Armed with the knowledge of S. sputigena’s involvement in cavity formation, researchers are exploring novel avenues for cavity prevention. The discovery opens up possibilities for disrupting the protective S. sputigena superstructures, possibly through targeted enzymes. Additionally, there is potential for refining tooth-brushing methods to more effectively combat the proliferation of harmful bacteria in the oral environment.

Future Endeavors

The researchers are now focusing on in-depth studies to understand how this anaerobic motile bacterium, S. sputigena, thrives in the aerobic environment of the tooth surface. The findings from these future investigations could further illuminate the complex dynamics at play in the formation of cavities and pave the way for innovative preventive and therapeutic measures.

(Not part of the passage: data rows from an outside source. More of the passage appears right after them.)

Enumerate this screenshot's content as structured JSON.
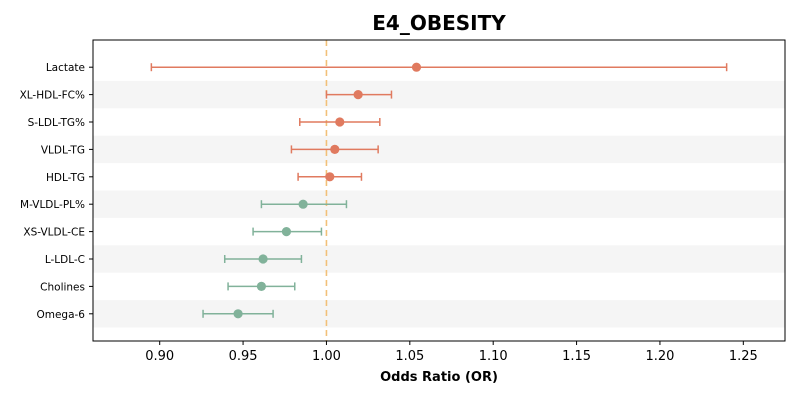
{
  "chart_data": {
    "type": "scatter",
    "subtype": "forest-plot",
    "title": "E4_OBESITY",
    "xlabel": "Odds Ratio (OR)",
    "xlim": [
      0.86,
      1.275
    ],
    "xticks": [
      0.9,
      0.95,
      1.0,
      1.05,
      1.1,
      1.15,
      1.2,
      1.25
    ],
    "xtick_labels": [
      "0.90",
      "0.95",
      "1.00",
      "1.05",
      "1.10",
      "1.15",
      "1.20",
      "1.25"
    ],
    "reference_line": 1.0,
    "grid": false,
    "colors": {
      "increased": "#e07a5f",
      "decreased": "#81b29a",
      "reference": "#f2c078",
      "band": "#f5f5f5"
    },
    "rows": [
      {
        "label": "Lactate",
        "or": 1.054,
        "lo": 0.895,
        "hi": 1.24,
        "direction": "increased"
      },
      {
        "label": "XL-HDL-FC%",
        "or": 1.019,
        "lo": 1.0,
        "hi": 1.039,
        "direction": "increased"
      },
      {
        "label": "S-LDL-TG%",
        "or": 1.008,
        "lo": 0.984,
        "hi": 1.032,
        "direction": "increased"
      },
      {
        "label": "VLDL-TG",
        "or": 1.005,
        "lo": 0.979,
        "hi": 1.031,
        "direction": "increased"
      },
      {
        "label": "HDL-TG",
        "or": 1.002,
        "lo": 0.983,
        "hi": 1.021,
        "direction": "increased"
      },
      {
        "label": "M-VLDL-PL%",
        "or": 0.986,
        "lo": 0.961,
        "hi": 1.012,
        "direction": "decreased"
      },
      {
        "label": "XS-VLDL-CE",
        "or": 0.976,
        "lo": 0.956,
        "hi": 0.997,
        "direction": "decreased"
      },
      {
        "label": "L-LDL-C",
        "or": 0.962,
        "lo": 0.939,
        "hi": 0.985,
        "direction": "decreased"
      },
      {
        "label": "Cholines",
        "or": 0.961,
        "lo": 0.941,
        "hi": 0.981,
        "direction": "decreased"
      },
      {
        "label": "Omega-6",
        "or": 0.947,
        "lo": 0.926,
        "hi": 0.968,
        "direction": "decreased"
      }
    ]
  }
}
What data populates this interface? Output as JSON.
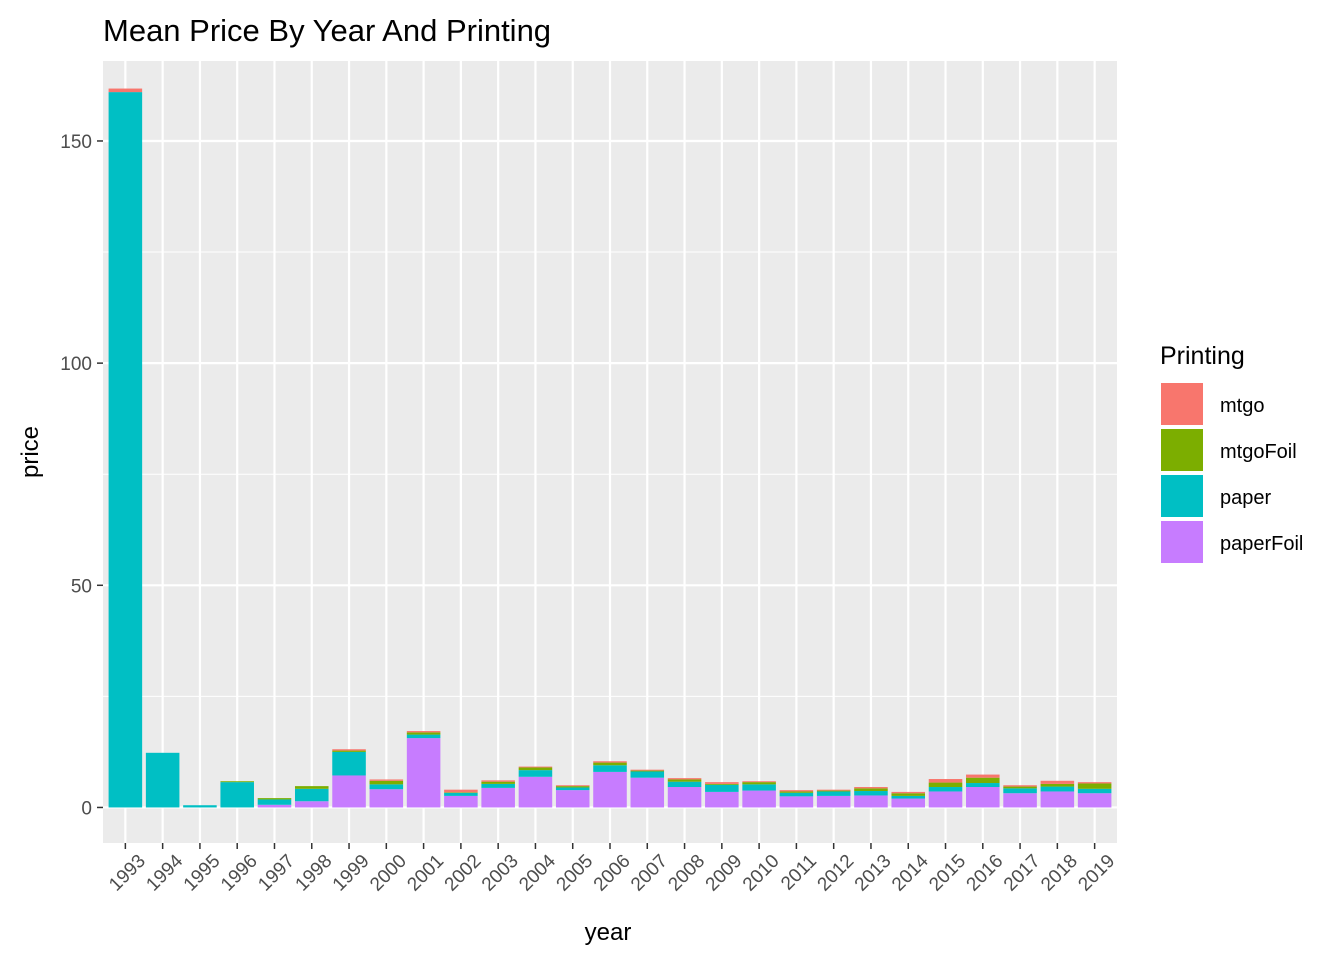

The identification of Selenomonas sputigena as a significant contributor to tooth decay is a pivotal advancement in the field of dental research. This newly-discovered bacterial species, working in collaboration with Streptococcus mutans, intensifies the severity of cavities, challenging traditional notions of cavity formation. Armed with this newfound knowledge, researchers are actively exploring ways to disrupt S. sputigena’s role in cavity formation, paving the way for improved preventive measures and targeted interventions. As our understanding of the intricate interactions between bacterial species deepens, we move closer to combatting tooth decay more effectively and preserving dental health for generations to come.